2.7 Gene functional annotation and genome assembly validation
To build consensus gene models of the C. undulatus genome assembly, gene predictions were performed using Augustus (Stanke et al. 2006), GeMoMa (Jens et al.2016), and PASA (Haas et al. 2008), with de novo model, homology sequence, and transcript data, respectively. For homology-based prediction, protein sequences of Danio rerio , Gasterosteus aculeatus , Labrus bergylta , Lateolabrax maculatus ,Symphodus melops , and Takifugu rubripes were downloaded from the NCBI database (https://www.ncbi.nlm.nih. gov). All gene models were merged into a gene set, and transposon-including genes were removed using Transposon PSI (http:// transposon- psi. sourceforge.net).

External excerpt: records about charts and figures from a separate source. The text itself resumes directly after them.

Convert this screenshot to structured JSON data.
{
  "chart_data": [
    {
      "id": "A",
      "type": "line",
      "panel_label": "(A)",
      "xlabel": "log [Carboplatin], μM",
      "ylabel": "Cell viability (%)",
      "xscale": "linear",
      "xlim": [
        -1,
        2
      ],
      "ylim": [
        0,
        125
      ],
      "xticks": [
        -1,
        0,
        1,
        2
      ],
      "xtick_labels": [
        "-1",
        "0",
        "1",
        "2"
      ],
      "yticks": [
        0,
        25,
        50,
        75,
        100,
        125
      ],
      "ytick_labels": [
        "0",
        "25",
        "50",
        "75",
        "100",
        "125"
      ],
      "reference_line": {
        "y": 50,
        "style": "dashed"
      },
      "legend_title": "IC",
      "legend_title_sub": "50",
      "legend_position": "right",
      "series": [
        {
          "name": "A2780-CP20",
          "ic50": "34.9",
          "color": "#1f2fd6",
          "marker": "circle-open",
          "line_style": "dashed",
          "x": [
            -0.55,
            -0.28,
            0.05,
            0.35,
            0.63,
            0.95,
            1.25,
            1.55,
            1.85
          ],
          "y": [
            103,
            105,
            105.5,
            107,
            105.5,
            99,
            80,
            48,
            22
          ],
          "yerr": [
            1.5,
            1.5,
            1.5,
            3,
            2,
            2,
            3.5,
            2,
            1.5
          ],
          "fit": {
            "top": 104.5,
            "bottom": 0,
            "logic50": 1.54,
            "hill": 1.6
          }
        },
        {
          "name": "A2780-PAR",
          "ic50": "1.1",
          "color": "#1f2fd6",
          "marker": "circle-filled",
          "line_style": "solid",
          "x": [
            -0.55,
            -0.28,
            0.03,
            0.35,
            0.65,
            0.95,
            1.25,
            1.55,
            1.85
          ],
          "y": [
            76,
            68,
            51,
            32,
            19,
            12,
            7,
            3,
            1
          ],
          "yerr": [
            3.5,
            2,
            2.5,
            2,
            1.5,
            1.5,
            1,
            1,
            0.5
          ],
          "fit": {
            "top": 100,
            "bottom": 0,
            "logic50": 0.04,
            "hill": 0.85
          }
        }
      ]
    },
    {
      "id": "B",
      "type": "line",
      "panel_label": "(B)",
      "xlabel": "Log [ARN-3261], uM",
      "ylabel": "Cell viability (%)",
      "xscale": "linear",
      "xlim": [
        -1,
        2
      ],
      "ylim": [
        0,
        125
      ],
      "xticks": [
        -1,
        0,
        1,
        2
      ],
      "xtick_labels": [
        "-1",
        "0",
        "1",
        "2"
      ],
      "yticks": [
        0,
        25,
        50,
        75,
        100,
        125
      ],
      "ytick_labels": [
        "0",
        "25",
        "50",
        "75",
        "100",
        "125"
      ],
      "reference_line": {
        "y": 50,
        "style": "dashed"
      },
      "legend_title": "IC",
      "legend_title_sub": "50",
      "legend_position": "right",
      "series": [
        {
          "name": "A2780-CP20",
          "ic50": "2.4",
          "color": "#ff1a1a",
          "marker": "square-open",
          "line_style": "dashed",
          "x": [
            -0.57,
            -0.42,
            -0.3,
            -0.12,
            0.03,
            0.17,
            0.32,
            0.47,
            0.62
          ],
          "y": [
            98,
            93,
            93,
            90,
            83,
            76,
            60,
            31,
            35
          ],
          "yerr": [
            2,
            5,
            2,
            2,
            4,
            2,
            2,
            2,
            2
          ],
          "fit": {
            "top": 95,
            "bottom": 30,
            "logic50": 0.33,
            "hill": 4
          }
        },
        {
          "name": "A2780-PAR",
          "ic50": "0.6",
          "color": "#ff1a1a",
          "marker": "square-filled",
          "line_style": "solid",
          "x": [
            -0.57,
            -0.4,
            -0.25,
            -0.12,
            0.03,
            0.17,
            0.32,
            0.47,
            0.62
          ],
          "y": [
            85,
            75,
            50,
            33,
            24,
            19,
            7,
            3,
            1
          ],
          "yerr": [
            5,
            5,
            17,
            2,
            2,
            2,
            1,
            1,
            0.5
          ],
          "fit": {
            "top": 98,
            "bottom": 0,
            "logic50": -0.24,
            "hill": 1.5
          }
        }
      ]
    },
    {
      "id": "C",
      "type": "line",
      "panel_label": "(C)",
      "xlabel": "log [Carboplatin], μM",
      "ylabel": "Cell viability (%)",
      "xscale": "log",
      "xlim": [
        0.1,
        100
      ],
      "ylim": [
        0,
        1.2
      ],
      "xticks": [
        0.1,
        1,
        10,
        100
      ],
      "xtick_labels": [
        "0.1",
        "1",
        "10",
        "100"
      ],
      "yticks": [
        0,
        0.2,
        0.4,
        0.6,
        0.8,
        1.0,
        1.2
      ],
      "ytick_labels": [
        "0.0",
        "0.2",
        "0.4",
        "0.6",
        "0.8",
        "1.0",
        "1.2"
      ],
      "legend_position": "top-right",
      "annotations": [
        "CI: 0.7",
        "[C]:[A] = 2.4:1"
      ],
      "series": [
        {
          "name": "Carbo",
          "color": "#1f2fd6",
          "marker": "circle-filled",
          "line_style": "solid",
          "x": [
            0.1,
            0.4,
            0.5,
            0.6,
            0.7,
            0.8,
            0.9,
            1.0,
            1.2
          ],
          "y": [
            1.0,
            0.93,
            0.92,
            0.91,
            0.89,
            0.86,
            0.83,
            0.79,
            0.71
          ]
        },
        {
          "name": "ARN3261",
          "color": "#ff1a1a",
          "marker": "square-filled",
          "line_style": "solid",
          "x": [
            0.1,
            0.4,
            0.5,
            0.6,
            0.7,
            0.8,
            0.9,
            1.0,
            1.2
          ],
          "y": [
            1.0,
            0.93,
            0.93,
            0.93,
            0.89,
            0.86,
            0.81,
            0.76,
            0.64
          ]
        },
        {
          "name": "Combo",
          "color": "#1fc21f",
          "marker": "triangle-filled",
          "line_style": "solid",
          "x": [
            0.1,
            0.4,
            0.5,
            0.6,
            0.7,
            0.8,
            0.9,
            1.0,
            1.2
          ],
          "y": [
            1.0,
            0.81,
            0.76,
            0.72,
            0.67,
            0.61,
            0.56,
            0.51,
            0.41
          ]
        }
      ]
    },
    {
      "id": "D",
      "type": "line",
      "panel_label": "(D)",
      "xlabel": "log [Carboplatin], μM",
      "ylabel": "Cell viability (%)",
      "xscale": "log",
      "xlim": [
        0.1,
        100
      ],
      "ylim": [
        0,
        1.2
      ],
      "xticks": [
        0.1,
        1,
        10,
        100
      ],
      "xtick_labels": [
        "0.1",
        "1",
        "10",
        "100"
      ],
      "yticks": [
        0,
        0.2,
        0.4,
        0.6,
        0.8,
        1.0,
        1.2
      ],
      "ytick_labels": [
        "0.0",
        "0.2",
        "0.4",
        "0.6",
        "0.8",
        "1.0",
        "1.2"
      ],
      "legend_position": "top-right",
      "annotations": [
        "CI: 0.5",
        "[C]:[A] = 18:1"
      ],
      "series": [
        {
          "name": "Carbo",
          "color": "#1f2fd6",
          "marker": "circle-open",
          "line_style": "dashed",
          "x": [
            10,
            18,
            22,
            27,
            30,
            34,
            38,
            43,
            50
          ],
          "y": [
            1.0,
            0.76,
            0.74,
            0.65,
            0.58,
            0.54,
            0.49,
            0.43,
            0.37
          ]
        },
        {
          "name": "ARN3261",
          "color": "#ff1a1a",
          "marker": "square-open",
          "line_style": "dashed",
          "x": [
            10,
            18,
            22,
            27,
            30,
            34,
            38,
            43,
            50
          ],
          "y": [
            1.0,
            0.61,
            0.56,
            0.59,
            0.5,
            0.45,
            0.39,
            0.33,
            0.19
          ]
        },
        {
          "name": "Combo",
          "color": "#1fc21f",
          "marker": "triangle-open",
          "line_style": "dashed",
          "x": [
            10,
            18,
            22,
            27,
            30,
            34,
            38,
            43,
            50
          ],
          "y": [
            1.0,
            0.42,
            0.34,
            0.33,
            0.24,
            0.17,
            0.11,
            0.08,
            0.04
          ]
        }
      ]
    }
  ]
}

The predicted protein-coding genes were functionally annotated based on two combined methods. First, the SWISS-PROT database (Bairoch et al. 2010), the NCBI non-redundant protein (NR) database, the Gene Ontology (GO) and Kyoto Encyclopedia of Genes and Genomes (KEGG) databases (Kanehisa et al. 2000) were used to annotate the protein-coding genes using BLAST with an e value of 1 × 10-5. GO terms were assigned to genes based on NR annotation information using Blast2GO. Second, we performed functional annotation using InterProScan (Zdobnov & Rolf 2001) to examine motifs, domains, and other signatures in the secondary structure of the protein-coding genes by searching the ProDom, PRINTS, Pfam, SMART, PANTHER, and PROSITE databases in InterPro (Sarah et al. 2009). The quality of gene annotation was evaluated by checking the number of expressed genes using Cufflinks (Trapnell et al. 2012) with FPKM values >0, based on the Illumina short reads from tissue transcripts.